Johnson & Johnson (NYSE:JNJ) entered into a definitive agreement to acquire Momenta Pharmaceuticals, Inc. (NasdaqGS:MNTA) for $6.3 billion on August 19, 2020. Under the terms of the transaction, Johnson & Johnson will commence a tender offer to purchase all outstanding shares of Momenta Pharmaceuticals for $52.50 per share. Each outstanding Momenta Pharmaceuticals stock option will be automatically canceled and converted into the right to receive an amount in cash, without interest, equal to the product of (A) the number of company shares underlying such option immediately prior to the effective time multiplied by (B) the amount, if any, by which the offer price exceeds the exercise price per share of such option, and each outstanding company restricted stock unit will be accelerated and vest in full and, as of the effective time, will be automatically canceled and converted into the right to receive an amount in cash equal to the product of (A) the number of company shares underlying such restricted stock unit immediately prior to the effective time multiplied by (B) the offer price, without interest and subject to any deduction for any withholding taxes. In a related transaction, Janssen Pharmaceutical Companies agreed to acquire pipeline of clinical and pre-clinical assets of Momenta Pharmaceuticals, Inc. Johnson & Johnson intends to use approximately $7.5 billion of the net proceeds of the offering of notes to fund the transaction. Following completion of the merger, Momenta's common stock will no longer be listed for trading on the NASDAQ Global Select Market. The tender offer commenced on September 2, 2020 and will expire on September 30, 2020. In case of termination, Momenta Pharmaceuticals may be required to pay a termination fee of $205 million to Johnson & Johnson.
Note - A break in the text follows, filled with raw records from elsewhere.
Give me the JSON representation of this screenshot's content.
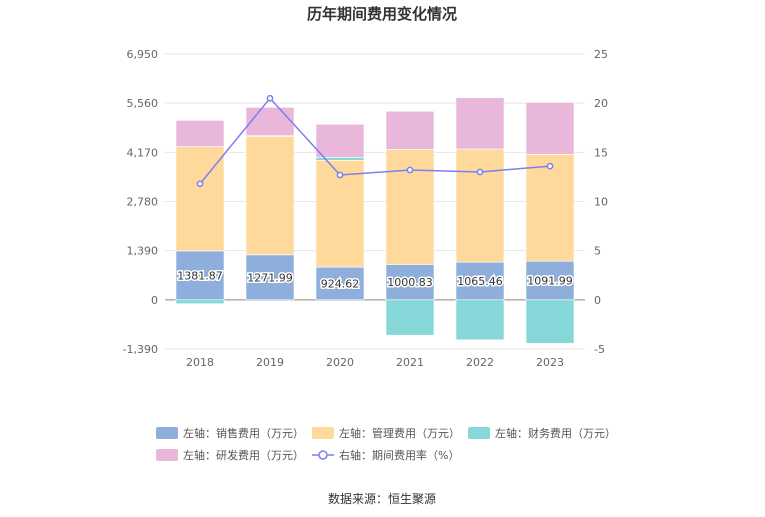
{
  "chart_data": {
    "type": "bar",
    "title": "历年期间费用变化情况",
    "categories": [
      "2018",
      "2019",
      "2020",
      "2021",
      "2022",
      "2023"
    ],
    "left_axis": {
      "min": -1390,
      "max": 6950,
      "ticks": [
        "-1,390",
        "0",
        "1,390",
        "2,780",
        "4,170",
        "5,560",
        "6,950"
      ]
    },
    "right_axis": {
      "min": -5,
      "max": 25,
      "ticks": [
        "-5",
        "0",
        "5",
        "10",
        "15",
        "20",
        "25"
      ]
    },
    "series": [
      {
        "name": "左轴：销售费用（万元）",
        "type": "bar",
        "stack": "a",
        "color": "#8eaedc",
        "values": [
          1381.87,
          1271.99,
          924.62,
          1000.83,
          1065.46,
          1091.99
        ],
        "labels": [
          "1381.87",
          "1271.99",
          "924.62",
          "1000.83",
          "1065.46",
          "1091.99"
        ]
      },
      {
        "name": "左轴：管理费用（万元）",
        "type": "bar",
        "stack": "a",
        "color": "#fed99b",
        "values": [
          2950,
          3350,
          3020,
          3250,
          3200,
          3020
        ]
      },
      {
        "name": "左轴：财务费用（万元）",
        "type": "bar",
        "stack": "a",
        "color": "#86d7d8",
        "values": [
          -110,
          20,
          80,
          -1000,
          -1130,
          -1230
        ]
      },
      {
        "name": "左轴：研发费用（万元）",
        "type": "bar",
        "stack": "a",
        "color": "#e8b7d9",
        "values": [
          740,
          800,
          940,
          1080,
          1450,
          1470
        ]
      },
      {
        "name": "右轴：期间费用率（%）",
        "type": "line",
        "axis": "right",
        "color": "#7b7ff0",
        "values": [
          11.8,
          20.5,
          12.7,
          13.2,
          13.0,
          13.6
        ]
      }
    ],
    "grid": true,
    "legend_position": "bottom"
  },
  "source": "数据来源：恒生聚源"
}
The closing of the offer is conditioned on the tender of a majority of the outstanding shares of Momenta Pharmaceuticals' common stock on a fully diluted basis, as well as clearance under the Hart-Scott-Rodino Antitrust Improvements Act, government approvals and other customary closing conditions. The agreement was unanimously approved by the Boards of Directors of both Momenta Pharmaceuticals and Johnson & Johnson. As of September 15, 2020, Momenta Pharmaceuticals announced the expiration of the waiting period under the Hart-Scott-Rodino Antitrust Improvements Act of 1976, as amended, in connection with the transaction. The transaction is expected to close in the second half of 2020. As of September 15, 2020, the transaction is expected to close in early October 2020. While the closing of the transaction is expected to be modestly dilutive, the transaction will have EPS impact in 2021 of roughly $0.10 to $0.15.

Goldman Sachs & Co. LLC and Centerview Partners LLC acted as financial advisors while Peter Handrinos, Michael Egge, Patrick English, Matthew Conway, Lisa Watts, Alan Tamarelli, Elizabeth Richards, Betty Pang, Jenna Cooper and R. Scott Shean of Latham & Watkins LLP acted as legal advisors to Momenta Pharmaceuticals. Goldman Sachs & Co. LLC acted as the fairness opinion provider to Momenta. Robert I. Townsend, III, Damien R. Zoubek, J. Leonard Teti II, David J. Kappos, Anthony N. Magistrale, Jonathan J. Katz, Matthew Morreale, Brian M. Budnick and Jenny Hochenberg of Cravath, Swaine & Moore LLP acted as legal advisors to Johnson & Johnson. Centerview Partners LLC also acted as fairness opinion provider for Momenta. Graham Robinson and Christopher Barlow of Skadden, Arps, Slate, Meagher & Flom LLP acted as legal advisors for Goldman Sachs & Co. LLC and Centerview Partners LLC. Momenta Pharmaceuticals agreed to pay Centerview an aggregate fee of approximately $28.1 million, $2 million of which was payable upon the rendering of Centerview's opinion and approximately $26.1 million of which is payable contingent upon consummation of the Transaction. Momenta agreed to pay Goldman Sachs a fee of approximately $37 million, which will become due upon the closing of the transaction. Innisfree M&A Inc. acted as an information agent and American Stock Transfer & Trust Company as transfer agent for Johnson & Johnson.